Obviously, that’s all pretty tough stuff, yet somehow Abrahamson has crafted a film that’s warm and even inspiring. It’s not a tale of a victim, but one of survival. While none of the ugly truths are ignored, they aren’t dwelled on or viewed as insurmountable obstacles. Instead, the horrors of ‘Room’ are the springboard for growth and strength.

That might sound a little mushy, and at times the movie certainly is, yet it overcomes that obstacle through a clever use of perspective. As with the successful novel by Emma Donoghue (who also wrote the screenplay), the whole story unfolds through the eyes of an innocent and often blissfully unaware child. In the first half of the film, that adds a layer of fantasy that prevents reality from becoming overwhelming. In the second half, that keeps the audience in the corner or on the outside of big emotional scenes that would drift into melodrama in the sleazy TV movie version of this sort of story. It also makes the protagonist the most complicated character and erases any sense of ambiguity over how to feel about his unfortunate parentage. He’s an innocent and a hero rather than a victim.

Young Jacob Tremblay is absolutely remarkable in the central role, beautifully naturalistic and completely unencumbered by any child actor theatrics.

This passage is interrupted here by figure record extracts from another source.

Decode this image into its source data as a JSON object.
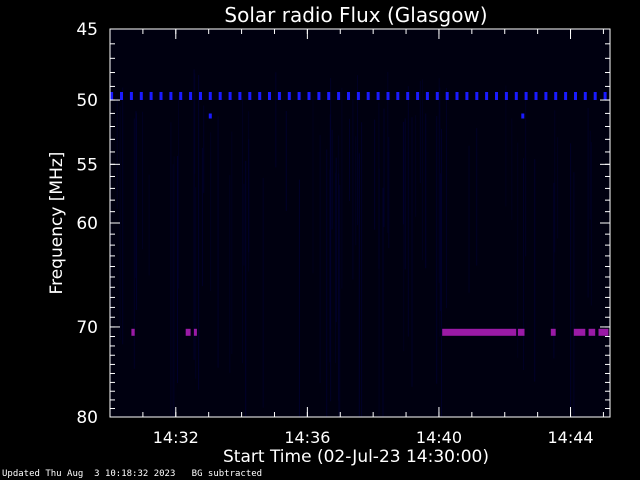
{
  "chart_data": {
    "type": "heatmap",
    "title": "Solar radio Flux (Glasgow)",
    "xlabel": "Start Time (02-Jul-23 14:30:00)",
    "ylabel": "Frequency [MHz]",
    "x_range_minutes": [
      0,
      15.2
    ],
    "x_ticks": [
      {
        "minute": 2,
        "label": "14:32"
      },
      {
        "minute": 6,
        "label": "14:36"
      },
      {
        "minute": 10,
        "label": "14:40"
      },
      {
        "minute": 14,
        "label": "14:44"
      }
    ],
    "y_range_mhz": [
      45,
      80
    ],
    "y_scale": "log",
    "y_inverted": true,
    "y_ticks": [
      {
        "value": 45,
        "label": "45"
      },
      {
        "value": 50,
        "label": "50"
      },
      {
        "value": 55,
        "label": "55"
      },
      {
        "value": 60,
        "label": "60"
      },
      {
        "value": 70,
        "label": "70"
      },
      {
        "value": 80,
        "label": "80"
      }
    ],
    "background_color": "#000010",
    "features": [
      {
        "name": "periodic-band-50mhz",
        "freq_mhz": 49.7,
        "minute_start": 0,
        "minute_end": 15.2,
        "period_minutes": 0.3,
        "color": "#1a1aff"
      },
      {
        "name": "burst-70.5mhz",
        "freq_mhz": 70.5,
        "segments": [
          [
            0.65,
            0.75
          ],
          [
            2.3,
            2.45
          ],
          [
            2.55,
            2.6
          ],
          [
            10.1,
            12.35
          ],
          [
            12.4,
            12.6
          ],
          [
            13.4,
            13.55
          ],
          [
            14.1,
            14.45
          ],
          [
            14.55,
            14.75
          ],
          [
            14.85,
            15.15
          ]
        ],
        "color": "#9a1aa6"
      },
      {
        "name": "isolated-dot",
        "freq_mhz": 51.2,
        "minute": 3.05,
        "color": "#1a1aff"
      },
      {
        "name": "isolated-dot",
        "freq_mhz": 51.2,
        "minute": 12.55,
        "color": "#1a1aff"
      }
    ]
  },
  "footer": {
    "updated": "Updated Thu Aug  3 10:18:32 2023",
    "note": "BG subtracted"
  }
}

It likely helped that the character’s misunderstanding of his circumstance meant that the young actor didn’t have to deal with the ickiest and darkest aspects of the story. Either way, the kid is a major find and talent.

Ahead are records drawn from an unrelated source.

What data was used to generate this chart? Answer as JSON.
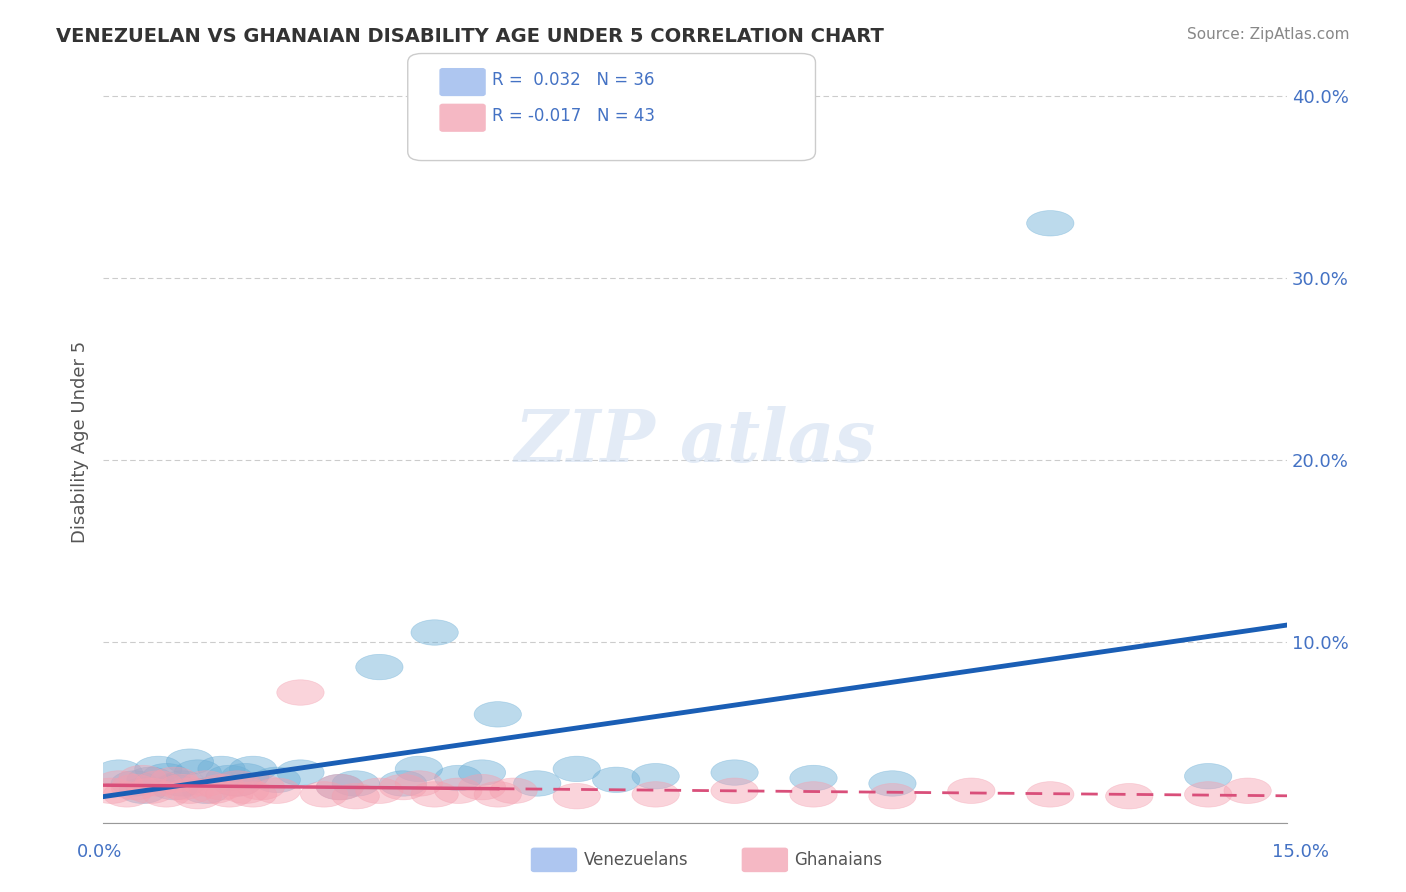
{
  "title": "VENEZUELAN VS GHANAIAN DISABILITY AGE UNDER 5 CORRELATION CHART",
  "source": "Source: ZipAtlas.com",
  "ylabel": "Disability Age Under 5",
  "xlim": [
    0.0,
    0.15
  ],
  "ylim": [
    0.0,
    0.42
  ],
  "venezuelan_color": "#6baed6",
  "ghanaian_color": "#f4a0b0",
  "trend_venezuelan_color": "#1a5eb5",
  "trend_ghanaian_color": "#d94f7a",
  "background_color": "#ffffff",
  "grid_color": "#cccccc",
  "venezuelan_points": [
    [
      0.002,
      0.028
    ],
    [
      0.004,
      0.022
    ],
    [
      0.005,
      0.018
    ],
    [
      0.006,
      0.024
    ],
    [
      0.007,
      0.03
    ],
    [
      0.008,
      0.026
    ],
    [
      0.009,
      0.02
    ],
    [
      0.01,
      0.022
    ],
    [
      0.011,
      0.034
    ],
    [
      0.012,
      0.028
    ],
    [
      0.013,
      0.018
    ],
    [
      0.015,
      0.03
    ],
    [
      0.016,
      0.025
    ],
    [
      0.017,
      0.022
    ],
    [
      0.018,
      0.026
    ],
    [
      0.019,
      0.03
    ],
    [
      0.022,
      0.024
    ],
    [
      0.025,
      0.028
    ],
    [
      0.03,
      0.02
    ],
    [
      0.032,
      0.022
    ],
    [
      0.035,
      0.086
    ],
    [
      0.038,
      0.022
    ],
    [
      0.04,
      0.03
    ],
    [
      0.042,
      0.105
    ],
    [
      0.045,
      0.025
    ],
    [
      0.048,
      0.028
    ],
    [
      0.05,
      0.06
    ],
    [
      0.055,
      0.022
    ],
    [
      0.06,
      0.03
    ],
    [
      0.065,
      0.024
    ],
    [
      0.07,
      0.026
    ],
    [
      0.08,
      0.028
    ],
    [
      0.09,
      0.025
    ],
    [
      0.1,
      0.022
    ],
    [
      0.12,
      0.33
    ],
    [
      0.14,
      0.026
    ]
  ],
  "ghanaian_points": [
    [
      0.001,
      0.018
    ],
    [
      0.002,
      0.022
    ],
    [
      0.003,
      0.016
    ],
    [
      0.004,
      0.02
    ],
    [
      0.005,
      0.025
    ],
    [
      0.006,
      0.018
    ],
    [
      0.007,
      0.022
    ],
    [
      0.008,
      0.016
    ],
    [
      0.009,
      0.024
    ],
    [
      0.01,
      0.02
    ],
    [
      0.011,
      0.018
    ],
    [
      0.012,
      0.015
    ],
    [
      0.013,
      0.022
    ],
    [
      0.014,
      0.018
    ],
    [
      0.015,
      0.02
    ],
    [
      0.016,
      0.016
    ],
    [
      0.017,
      0.022
    ],
    [
      0.018,
      0.018
    ],
    [
      0.019,
      0.016
    ],
    [
      0.02,
      0.02
    ],
    [
      0.022,
      0.018
    ],
    [
      0.025,
      0.072
    ],
    [
      0.028,
      0.016
    ],
    [
      0.03,
      0.02
    ],
    [
      0.032,
      0.015
    ],
    [
      0.035,
      0.018
    ],
    [
      0.038,
      0.02
    ],
    [
      0.04,
      0.022
    ],
    [
      0.042,
      0.016
    ],
    [
      0.045,
      0.018
    ],
    [
      0.048,
      0.02
    ],
    [
      0.05,
      0.016
    ],
    [
      0.052,
      0.018
    ],
    [
      0.06,
      0.015
    ],
    [
      0.07,
      0.016
    ],
    [
      0.08,
      0.018
    ],
    [
      0.09,
      0.016
    ],
    [
      0.1,
      0.015
    ],
    [
      0.11,
      0.018
    ],
    [
      0.12,
      0.016
    ],
    [
      0.13,
      0.015
    ],
    [
      0.14,
      0.016
    ],
    [
      0.145,
      0.018
    ]
  ]
}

The veteran supporting players like Allen and Macy are all as strong as expected in limited roles, but the movie really belongs to Larson. It’s a heartbreaking and devastating performance that she dives into without overstating or overplaying a thing. She’s strong yet desperate, scarred yet hopeful. Above all else, she has to carry the weight of the harshest emotional aspects of the tale, which she does with ease. ‘Room’ will likely be a major movie in her career, and her name will come up quite a bit when awards season rolls out its endless red carpets.

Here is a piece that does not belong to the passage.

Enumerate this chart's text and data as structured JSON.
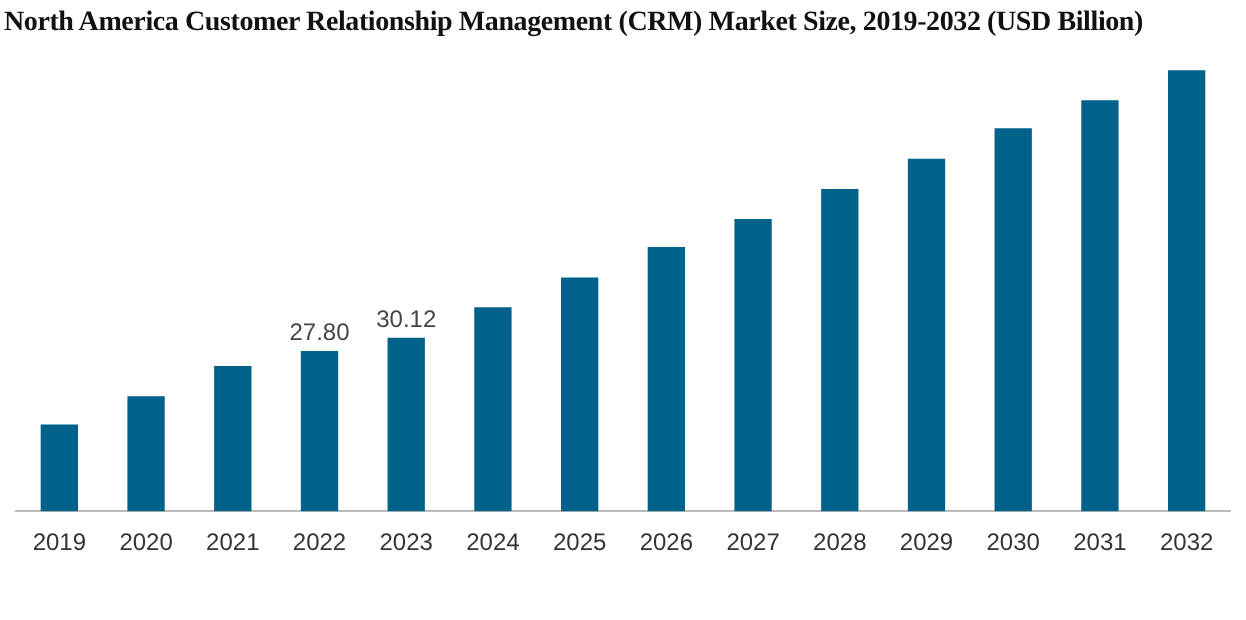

For the most part, Abrahamson wisely lets the actors take center stage and makes his movie about people and performance. He does an impressive job of finding fresh staging and composition in the claustrophobic first half of the film. Even if he leans a little too hard on camera tricks to capture Jack’s first glimpses of a larger world, it’s never overwrought. Yes, there are times when the film gets a little soapy and the score often drifts too far into manipulation. Overall, however, it’s difficult not to be impressed by what Abrahamson and company were able to accomplish.

‘Room’ was a pleasant surprise of the fall film festival circuit, proving to be a far better achievement than anyone could have expected. It deserves the praise it’s received, but hopefully the hype won’t kill it for audiences who go in expecting something special. ‘Room’ is not a perfect or a pleasant movie, but it’s a powerful one well worth experiencing.